The dissonance between the installation and its setting works in Mahmoud's case -- he is, fortunately, striving for a canavalesque cacophony -- and Howeida El-Sebaie's intestinal explorations do not look out of place in the basement gallery, with its industrial, black rubber flooring, though it would have helped had the piece occupied a central position in the gallery instead of being backed against one wall. Yet other artists, though, have been forced to adopt more radical solutions, a strategy most successfully employed in the room allocated to Rehab El-Sadek.

In such a crowded exhibition El-Sadek is lucky to have been allocated such a coherent space. A room of one's own, given the apparently all-inclusive embrace of the Salon of Youth, may seem an unimaginable luxury. Yet the proof of the pudding lies, as always, in the eating, and El-Sadek produces one of the most convincing installations in the current show. Strange how unimaginable luxuries have a habit of becoming absolute necessities.

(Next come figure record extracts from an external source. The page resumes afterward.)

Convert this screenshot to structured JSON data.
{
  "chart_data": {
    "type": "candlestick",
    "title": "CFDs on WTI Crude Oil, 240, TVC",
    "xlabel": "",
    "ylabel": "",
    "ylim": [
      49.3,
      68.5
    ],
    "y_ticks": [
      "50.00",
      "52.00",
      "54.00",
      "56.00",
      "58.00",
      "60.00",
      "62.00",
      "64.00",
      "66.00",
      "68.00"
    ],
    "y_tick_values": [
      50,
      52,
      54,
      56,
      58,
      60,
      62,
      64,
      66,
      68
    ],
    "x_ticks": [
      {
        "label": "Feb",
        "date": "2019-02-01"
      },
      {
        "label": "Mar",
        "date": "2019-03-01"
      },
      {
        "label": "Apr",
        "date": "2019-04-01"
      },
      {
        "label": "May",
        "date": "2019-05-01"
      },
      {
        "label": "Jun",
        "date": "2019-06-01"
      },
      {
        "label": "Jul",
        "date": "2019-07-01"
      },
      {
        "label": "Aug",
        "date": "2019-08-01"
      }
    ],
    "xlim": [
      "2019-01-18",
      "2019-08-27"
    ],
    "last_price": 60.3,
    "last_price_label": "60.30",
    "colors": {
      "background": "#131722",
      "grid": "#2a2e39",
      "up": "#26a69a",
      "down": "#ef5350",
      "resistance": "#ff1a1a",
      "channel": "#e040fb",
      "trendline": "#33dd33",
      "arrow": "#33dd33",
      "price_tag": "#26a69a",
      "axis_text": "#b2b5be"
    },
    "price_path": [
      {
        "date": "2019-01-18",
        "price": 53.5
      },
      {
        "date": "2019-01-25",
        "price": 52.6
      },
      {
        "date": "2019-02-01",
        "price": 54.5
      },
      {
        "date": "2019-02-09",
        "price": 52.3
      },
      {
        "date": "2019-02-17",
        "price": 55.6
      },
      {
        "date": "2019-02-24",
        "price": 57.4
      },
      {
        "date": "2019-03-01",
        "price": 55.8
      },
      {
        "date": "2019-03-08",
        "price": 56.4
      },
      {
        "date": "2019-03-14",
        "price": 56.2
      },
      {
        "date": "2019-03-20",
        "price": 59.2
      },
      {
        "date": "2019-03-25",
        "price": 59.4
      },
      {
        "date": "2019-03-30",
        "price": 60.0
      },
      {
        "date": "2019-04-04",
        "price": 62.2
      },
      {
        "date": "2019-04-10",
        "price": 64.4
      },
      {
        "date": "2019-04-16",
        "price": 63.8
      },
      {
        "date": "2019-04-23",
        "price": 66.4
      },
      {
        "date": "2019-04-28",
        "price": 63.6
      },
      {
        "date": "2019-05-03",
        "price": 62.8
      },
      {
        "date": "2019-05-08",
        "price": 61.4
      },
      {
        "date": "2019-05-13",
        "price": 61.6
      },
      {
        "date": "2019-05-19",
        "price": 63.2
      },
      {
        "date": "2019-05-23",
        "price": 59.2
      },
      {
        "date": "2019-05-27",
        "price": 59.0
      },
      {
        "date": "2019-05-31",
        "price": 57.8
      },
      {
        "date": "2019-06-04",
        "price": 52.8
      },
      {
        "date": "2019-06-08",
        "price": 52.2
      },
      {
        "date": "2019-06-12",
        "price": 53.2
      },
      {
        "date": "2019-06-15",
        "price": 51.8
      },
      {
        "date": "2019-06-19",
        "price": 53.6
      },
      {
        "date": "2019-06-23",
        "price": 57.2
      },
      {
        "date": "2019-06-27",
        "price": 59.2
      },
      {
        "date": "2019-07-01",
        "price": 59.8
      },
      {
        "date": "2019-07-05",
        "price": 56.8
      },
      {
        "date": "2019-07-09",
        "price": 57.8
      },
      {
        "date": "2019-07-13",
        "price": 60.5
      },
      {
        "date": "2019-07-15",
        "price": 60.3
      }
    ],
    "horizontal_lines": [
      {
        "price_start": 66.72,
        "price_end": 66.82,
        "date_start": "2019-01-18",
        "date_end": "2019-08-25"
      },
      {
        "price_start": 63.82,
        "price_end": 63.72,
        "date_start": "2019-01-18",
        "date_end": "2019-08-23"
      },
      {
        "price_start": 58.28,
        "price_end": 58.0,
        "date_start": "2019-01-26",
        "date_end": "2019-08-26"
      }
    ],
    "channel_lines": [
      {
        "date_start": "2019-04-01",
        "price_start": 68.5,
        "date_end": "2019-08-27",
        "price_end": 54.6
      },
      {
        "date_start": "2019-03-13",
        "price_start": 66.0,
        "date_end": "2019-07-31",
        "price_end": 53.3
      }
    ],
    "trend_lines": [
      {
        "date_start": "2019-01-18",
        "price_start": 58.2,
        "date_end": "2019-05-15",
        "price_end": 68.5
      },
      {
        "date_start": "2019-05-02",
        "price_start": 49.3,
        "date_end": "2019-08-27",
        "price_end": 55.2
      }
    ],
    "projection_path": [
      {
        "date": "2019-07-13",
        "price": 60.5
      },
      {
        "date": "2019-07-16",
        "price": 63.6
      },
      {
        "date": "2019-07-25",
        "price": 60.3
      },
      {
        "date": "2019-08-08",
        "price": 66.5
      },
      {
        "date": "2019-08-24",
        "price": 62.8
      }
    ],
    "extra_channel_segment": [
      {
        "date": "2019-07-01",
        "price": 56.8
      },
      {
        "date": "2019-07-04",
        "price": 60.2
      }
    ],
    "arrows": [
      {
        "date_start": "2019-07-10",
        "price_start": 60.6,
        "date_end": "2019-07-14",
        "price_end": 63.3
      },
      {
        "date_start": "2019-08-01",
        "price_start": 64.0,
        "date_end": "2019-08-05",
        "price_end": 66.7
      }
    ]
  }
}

One way round the problem would be a more stringent selection procedure. For as the opening song insists, one must fight, fight all that fat off/ off a here, off a here, off a there. Certainly few people would want to argue that the Salon does not include a great deal of ballast, pieces that could easily be cast overboard, thus leaving room to better display what remains.

In the unimaginable luxury of her own room El-Sadek has covered the floor with white painted boards to create a rectangular space in which to place her extraordinarily delicate constructions. Houses, built from palm fronds and pieces of linen, natural and dyed, or else inscribed with exquisite Arabic script, are randomly spread across the floor. Some are absolute miniatures; others, lavish doll's house size. All are tumble-down, the linen combed and flapping, the palm frond supports precariously balanced. You can walk around this fantastical village through which a remarkably well-mannered hurricane appears to have passed; the boards creak as you do so, and the foot marks indicate that you are not the first. They mark a well-trodden pathway between these miniature temples to domesticity which, though they have obviously been severely eroded -- El-Sadek expertly manages to suggest the antique -- remain standing. Everything is on its last legs. It is a condition, El-Sadek manages to insinuate, that may well be permanent. Amid the hurly burly, impossibly mixed media overload of the main galleries, El-Sadek's room provides a note of welcome bucolic relief.

Though it is not written in tablets of stone that "more" automatically means "worse", it is the more minimal works in the context of this Salon that afford the spectator room to breathe. Sabah Naiem's screwed up balls of paper, some newspaper, some tissue, framed in perspex, provide one such quiet corner. They take up a fraction of the space occupied by Mohamed Felaya's overturned refrigerator, its freezer compartment filled with cigarette packets -- red and white Marlboro -- its shelves containing scraps of synthetic fabric and plastic carrier bags, the non-biodegradable bench marks of contemporary consumerism. It lies in an alcove, walled with painted polystyrene tiles, punctuated by glossy magazine images -- a fistful of dollars, glossily painted lips, a skull -- providing a bellicose commentary on the extravagances of consumer culture. Naiem manages as much with less and for good measure casts a sideways glance at our fetishistic concern with that other disposable commodity, the daily news.

I happen, perhaps perversely, to have enjoyed the overcrowding at the Salon of Youth for, though its drawbacks are glaring, this cram-them-in policy managed, for once, to democratise a space that whenever it makes elitist claims manages invariably to strike the wrong note. And for those determined to keep young, which has never been a convincing synonym for beautiful, it is best to rub shoulders with your peers; best, even, to embrace them as close as you can.